The development of the International Convention on Load Lines (ICLL) can be traced by to the United Kingdom in the 1870s as an attempt to prevent merchant ships from being overloaded. Lloyd’s Register established a minimum freeboard requirement for its classed ships, and after much pressure from Mr Samuel Plimsoll, the British Parliament extended this requirement to all British merchant ships. This is where the term “Plimsoll mark” originates from.
Similar load line regulations were implemented by other maritime nations, until they were standardized in the Load Line Convention of 1930. The present International Convention on Load Lines (ICLL) was drawn up in 1966 and adopted by the International Maritime Organization. It entered into force on July 21, 1968.
The regulations take into account the potential hazards present in different zones and different seasons and ensures, amongst others, the design of a robust hull that can cope with adverse sea states, the weathertight and watertight integrity of the vessel, adequate drainage of any water on deck,
All assigned load lines must be marked amidships on each side of the ship, together with the deck line.
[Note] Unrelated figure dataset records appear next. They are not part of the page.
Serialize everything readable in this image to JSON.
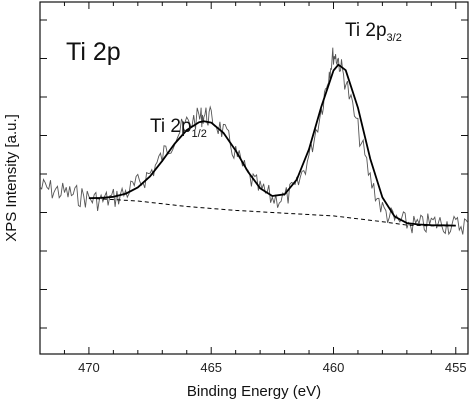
{
  "chart_data": {
    "type": "line",
    "title": "Ti 2p",
    "xlabel": "Binding Energy (eV)",
    "ylabel": "XPS Intensity [a.u.]",
    "xlim": [
      472,
      454.5
    ],
    "x_reversed": true,
    "x_ticks": [
      470,
      465,
      460,
      455
    ],
    "ylim": [
      0,
      1
    ],
    "y_tick_labels_shown": false,
    "grid": false,
    "legend": "none",
    "annotations": [
      {
        "base": "Ti 2p",
        "sub": "3/2",
        "x": 459.2,
        "y": 0.965
      },
      {
        "base": "Ti 2p",
        "sub": "1/2",
        "x": 465.0,
        "y": 0.745
      }
    ],
    "colors": {
      "raw": "#555555",
      "fit": "#000000",
      "background": "#000000"
    },
    "series": [
      {
        "style": "noisy",
        "x": [
          472.0,
          471.5,
          471.0,
          470.5,
          470.0,
          469.5,
          469.0,
          468.5,
          468.0,
          467.5,
          467.0,
          466.5,
          466.0,
          465.5,
          465.3,
          465.0,
          464.5,
          464.0,
          463.5,
          463.0,
          462.5,
          462.0,
          461.5,
          461.0,
          460.5,
          460.2,
          460.0,
          459.8,
          459.5,
          459.0,
          458.5,
          458.0,
          457.5,
          457.0,
          456.5,
          456.0,
          455.5,
          455.0,
          454.5
        ],
        "y": [
          0.44,
          0.43,
          0.42,
          0.41,
          0.4,
          0.39,
          0.4,
          0.42,
          0.45,
          0.49,
          0.55,
          0.62,
          0.67,
          0.69,
          0.7,
          0.69,
          0.64,
          0.56,
          0.48,
          0.43,
          0.4,
          0.4,
          0.44,
          0.55,
          0.72,
          0.85,
          0.92,
          0.9,
          0.82,
          0.65,
          0.47,
          0.36,
          0.32,
          0.31,
          0.3,
          0.31,
          0.31,
          0.3,
          0.31
        ]
      },
      {
        "style": "solid",
        "x": [
          470.0,
          469.5,
          469.0,
          468.5,
          468.0,
          467.5,
          467.0,
          466.5,
          466.0,
          465.5,
          465.3,
          465.0,
          464.5,
          464.0,
          463.5,
          463.0,
          462.5,
          462.0,
          461.5,
          461.0,
          460.5,
          460.0,
          459.8,
          459.5,
          459.0,
          458.5,
          458.0,
          457.5,
          457.0,
          456.5,
          456.0,
          455.5,
          455.0
        ],
        "y": [
          0.4,
          0.401,
          0.405,
          0.416,
          0.439,
          0.479,
          0.535,
          0.596,
          0.646,
          0.674,
          0.678,
          0.673,
          0.636,
          0.572,
          0.496,
          0.436,
          0.408,
          0.414,
          0.467,
          0.577,
          0.73,
          0.861,
          0.882,
          0.862,
          0.727,
          0.543,
          0.403,
          0.334,
          0.31,
          0.305,
          0.303,
          0.302,
          0.301
        ]
      },
      {
        "style": "dashed",
        "x": [
          470.0,
          468.0,
          466.0,
          464.0,
          462.0,
          460.0,
          458.0,
          457.0,
          456.0,
          455.0
        ],
        "y": [
          0.4,
          0.39,
          0.37,
          0.356,
          0.346,
          0.336,
          0.315,
          0.303,
          0.3,
          0.3
        ]
      }
    ]
  }
}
Ships intended for the carriage of timber deck cargo are assigned a smaller freeboard as the deck cargo provides protection against the impact of waves.
The International Convention on Load Lines applies to all commercial yachts if over 24 meters and over 500GT and provides detailed regulations on the assignment of freeboard, the effects on stability, and most importantly, the safe transportation of guests and crew.
Class Societies issue Load Line Certificates, and if a vessel has been built to Class, a certificate can be obtained from the relevant society.